Your Cosmopolitan Should Be Tart, Not Sweet, Says Its Inventor—Here's How to Make the Iconic Pink Drink the Right Way
Whether you came into adulthood during the Sex and the City era, or found author Candice Bushnell's four fiercely independent female compatriots in reruns and reboots, you know that the Cosmopolitan cocktail was nearly the fifth friend to Carrie, Samantha, Charlotte, and Miranda. But the drink's origins didn't begin with the Patricia Field-styled fab four—it was inspired by a classic sour.
"It's a compelling cocktail because, contrary to what people think about it being a sweet, pink thing, it's actually in the same family as the margarita, the Sidecar, and the whiskey sour," says veteran bartender Toby Cecchini, the Cosmopolitan's inventor. "When done with the proper specifications, people are surprised by how grabby it is."
A Cosmo Is Born
Cecchini created the drink in 1988, while working as a bartender at the Odeon in downtown Manhattan, a hot spot popular with '80 icons like Madonna, Andy Warhol, and Robert DeNiro. A waitress he worked with at the time had just returned from a trek to San Francisco, and told him about a pink-hued concoction with vodka, Rose's Lime, and Rose's Grenadine that she'd encountered while there. Cloyingly sweet and relying almost entirely on artificial ingredients, it wasn't a drink Cecchini took much stock in—but its pretty color and martini-glass presentation gave him an idea. Why not create a new riff on a classic sour?
Absolut Vodka had just released its first flavored offshoot, Citron, and Cecchini was keen to experiment with the new subtly lemon-flavored spirit. He tinkered with it and eventually settled on a combination of fresh lime juice, Cointreau, a dash of Ocean Spray cranberry juice cocktail for color, and a twist of lemon.
Enter Carrie Bradshaw
A decade later, when Sex and the City adopted the pretty pink Cosmopolitan as its own, it came to symbolize more than just a happy hour clink for its core characters: It fit the bill for something else Bushnell—and, towards the end of the '90s, the adapted show's producers—was trying to achieve. "Her characters put on their Jimmy Choos, made their own worlds, and drank Cosmos," Cecchini says. "It became a symbol that made women feel sophisticated and seen."
"The Cosmo is a pretty simple drink—basically, a flavored vodka with a touch of Cointreau. But you need to rely on that fresh lime juice. It supports the flavor," says Linden Pride, the co-owner of New York's Dante, a popular cocktail bar with locations in SoHo and the West Village. At the latter location, the cocktail menu has a section that showcases its own Cosmopolitan list, offering multiple riffs on the classic.
The most popular, he says, is the Cosmojito, a mash-up of both the Cosmopolitan and the mojito, combining Grey Goose L'Orange with Cointreau, fresh lime juice, their own house-made cranberry juice, mint, and a splash of Perrier.

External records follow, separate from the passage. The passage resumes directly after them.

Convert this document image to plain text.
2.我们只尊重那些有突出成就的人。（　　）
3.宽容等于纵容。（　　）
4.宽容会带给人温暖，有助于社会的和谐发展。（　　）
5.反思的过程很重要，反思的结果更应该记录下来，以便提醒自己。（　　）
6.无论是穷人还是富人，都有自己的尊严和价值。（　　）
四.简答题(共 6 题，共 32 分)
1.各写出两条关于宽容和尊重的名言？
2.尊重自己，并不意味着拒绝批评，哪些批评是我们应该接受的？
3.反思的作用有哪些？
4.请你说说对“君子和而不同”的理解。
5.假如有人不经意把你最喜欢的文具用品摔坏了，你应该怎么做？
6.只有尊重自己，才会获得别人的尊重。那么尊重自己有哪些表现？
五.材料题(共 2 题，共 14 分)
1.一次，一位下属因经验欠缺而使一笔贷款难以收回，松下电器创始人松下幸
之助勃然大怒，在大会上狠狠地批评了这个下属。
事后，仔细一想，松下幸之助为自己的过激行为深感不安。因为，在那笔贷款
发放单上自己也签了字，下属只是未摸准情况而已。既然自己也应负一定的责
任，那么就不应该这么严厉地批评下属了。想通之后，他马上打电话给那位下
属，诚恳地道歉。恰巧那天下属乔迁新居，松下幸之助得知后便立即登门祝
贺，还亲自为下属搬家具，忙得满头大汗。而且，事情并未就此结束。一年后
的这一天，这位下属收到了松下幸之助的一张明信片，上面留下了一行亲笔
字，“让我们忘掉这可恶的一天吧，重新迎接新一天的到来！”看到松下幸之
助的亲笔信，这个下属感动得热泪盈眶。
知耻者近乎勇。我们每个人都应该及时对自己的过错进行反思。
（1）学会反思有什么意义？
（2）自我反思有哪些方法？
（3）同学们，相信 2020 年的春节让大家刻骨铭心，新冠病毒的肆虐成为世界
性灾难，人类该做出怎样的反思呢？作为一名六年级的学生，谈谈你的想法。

Once you master the classic, give the White Cosmo or a Black Currant Cosmo a try—these are excellent offshoots of the original, as well.
Making the Classic Cosmopolitan
To make a classic Cosmopolitan, Cecchini insists on the drink's original blueprint—subbing in cheaper ingredients or taking short-cuts just doesn't result in a snappy, bright, and quenching drink.
It Should Be Tart
"People are constantly telling me they use any old vodka, or triple sec instead of Cointreau, or simple syrup, or less lime juice. People make all kinds of iterations. But there's a reason I stick to my original ingredients and specs," Cecchini says. "When done right, the Cosmopolitan is never a cloying, affected drink. It's a tight, bracing sour."
Stick to Cranberry Juice Cocktail
The Cosmopolitan is all about quality ingredients. But what about that Ocean Spray cranberry juice? For Cecchini, other versions are too drying and tannic, as well as too tart in combination with the acidic punch of the lime juice. So, don't deviate. "It was part of the original spec of the cocktail I created," he says. "The way I make the drink is very dry and sour. The cranberry juice cocktail ends up being the perfect cap on the drink, especially because, for a liqueur, Cointreau is not terribly sweet. Plus, it gives it that coloring—just a splash of pink."
Cecchini's original recipe was made to fill '80s-era martini glasses to the brim (they were giant!). Today, when someone in the know implores him to make his classic at the Long Island Bar, the establishment he now owns in Cobble Hill, Brooklyn, he measures with today's slightly smaller glasses in mind.
- 1 ½ ounces of Absolut Citron
- ¾ ounce fresh lime juice
- ¾ ounce Cointreau
- ¾ ounce Ocean Spray cranberry juice cocktail
Shake the ingredients with ice, strain into a coupe or a martini glass, and adorn with a lemon twist.